Celgene and its partner Acceleron have released more positive results from its Phase III clinical development program for luspatercept, a drug designed to treat patients with transfusion-dependent beta-thalassemia. The BELIEVE trial met its primary and secondary endpoints, the most important of which was the reduction in red blood cell transfusion burden by at least 33 percent.
“For decades, the management of beta-thalassemia in adults has been limited to transfusions and iron chelation,” said Dr. Jay Backstrom, Chief Medical Officer for Celgene. “Reduction of transfusion burden represents an important step forward for patients with this rare and debilitating blood disease.”
Luspatercept belongs to a new class of drugs known as erythroid maturation agents which are designed to promote late-stage development of red blood cells. Since patients with the blood disorder beta-thalassemia have a reduced ability to produce hemoglobin and functional red blood cells themselves leading to anemia, the hope is that luspatercept can help these patients produce more erythrocytes to reduce their dependence on blood transfusions.
The BELIEVE trial was designed to study both the safety and efficacy of luspatercept combined with best supportive care for beta-thalassemia compared to placebo plus care. Patients given luspatercept in the BELIEVE trial showed a reduction of at least two units of blood between weeks 14 and 24 of treatment.

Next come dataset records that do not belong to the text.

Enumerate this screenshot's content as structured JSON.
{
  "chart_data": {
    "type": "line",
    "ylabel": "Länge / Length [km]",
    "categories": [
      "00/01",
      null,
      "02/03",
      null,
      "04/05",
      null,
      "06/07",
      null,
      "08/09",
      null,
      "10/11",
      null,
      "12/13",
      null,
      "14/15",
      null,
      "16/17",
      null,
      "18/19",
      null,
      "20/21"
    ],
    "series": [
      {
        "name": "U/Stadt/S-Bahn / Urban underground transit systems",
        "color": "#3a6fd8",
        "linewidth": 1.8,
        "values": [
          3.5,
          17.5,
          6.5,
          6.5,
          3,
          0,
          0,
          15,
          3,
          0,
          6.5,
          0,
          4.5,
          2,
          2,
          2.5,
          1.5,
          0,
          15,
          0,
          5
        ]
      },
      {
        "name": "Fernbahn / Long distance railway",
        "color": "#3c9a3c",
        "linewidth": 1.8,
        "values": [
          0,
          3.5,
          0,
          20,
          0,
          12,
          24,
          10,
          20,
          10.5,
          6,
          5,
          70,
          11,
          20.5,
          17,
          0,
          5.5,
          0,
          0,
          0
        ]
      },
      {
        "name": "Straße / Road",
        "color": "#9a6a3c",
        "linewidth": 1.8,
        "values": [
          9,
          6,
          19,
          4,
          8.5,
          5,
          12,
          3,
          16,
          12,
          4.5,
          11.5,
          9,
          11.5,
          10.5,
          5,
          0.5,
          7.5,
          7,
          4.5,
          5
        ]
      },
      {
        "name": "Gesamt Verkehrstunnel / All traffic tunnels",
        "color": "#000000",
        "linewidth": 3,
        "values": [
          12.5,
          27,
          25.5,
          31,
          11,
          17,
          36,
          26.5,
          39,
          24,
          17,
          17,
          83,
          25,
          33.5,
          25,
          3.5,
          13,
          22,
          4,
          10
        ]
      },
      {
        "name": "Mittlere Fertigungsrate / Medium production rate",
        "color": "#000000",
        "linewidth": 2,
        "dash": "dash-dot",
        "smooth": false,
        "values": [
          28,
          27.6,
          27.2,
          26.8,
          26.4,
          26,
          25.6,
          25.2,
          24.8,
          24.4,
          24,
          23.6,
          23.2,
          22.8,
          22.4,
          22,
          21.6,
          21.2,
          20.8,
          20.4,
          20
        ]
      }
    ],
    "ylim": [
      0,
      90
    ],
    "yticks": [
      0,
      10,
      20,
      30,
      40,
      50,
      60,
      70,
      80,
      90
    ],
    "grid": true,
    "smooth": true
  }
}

In addition, the drug met its secondary endpoints of reducing red blood cell transfusion burden by 33 percent between weeks 37 and 48, and achieving a reduction of 50 percent between weeks 13 and 24 as well as weeks 37 to 48.
“The BELIEVE study marks the second positive phase III study for luspatercept and underscores the potential of this erythroid maturation agent to impact a range of diseases associated with chronic anemia,” said Habib Dable, President and Chief Executive Officer of Acceleron. “We continue to explore luspatercept across our broader development programs, including non-transfusion dependent beta-thalassemia in the ongoing BEYOND study.”
This is the second win for Celgene and Acceleron in the development of luspatercept as the partners recently released data of their Phase III MEDALIST study in patients with myelodysplastic syndromes. The patient population included in this study were those who are unable to be treated using an erythropoietin-stimulating agent (ESA) and had a type of anemia known as ring sideroblast-positive type in which the blood cells produced by the bone marrow cannot make use of the available iron. These factors mean the patients require frequent transfusions in order to manage their condition.
According to Celgene, the companies will likely apply for FDA and EMA approval of luspatercept in early 2019. Full data from both the BELIEVE and MEDALIST trials is set to be presented at a future medical conference.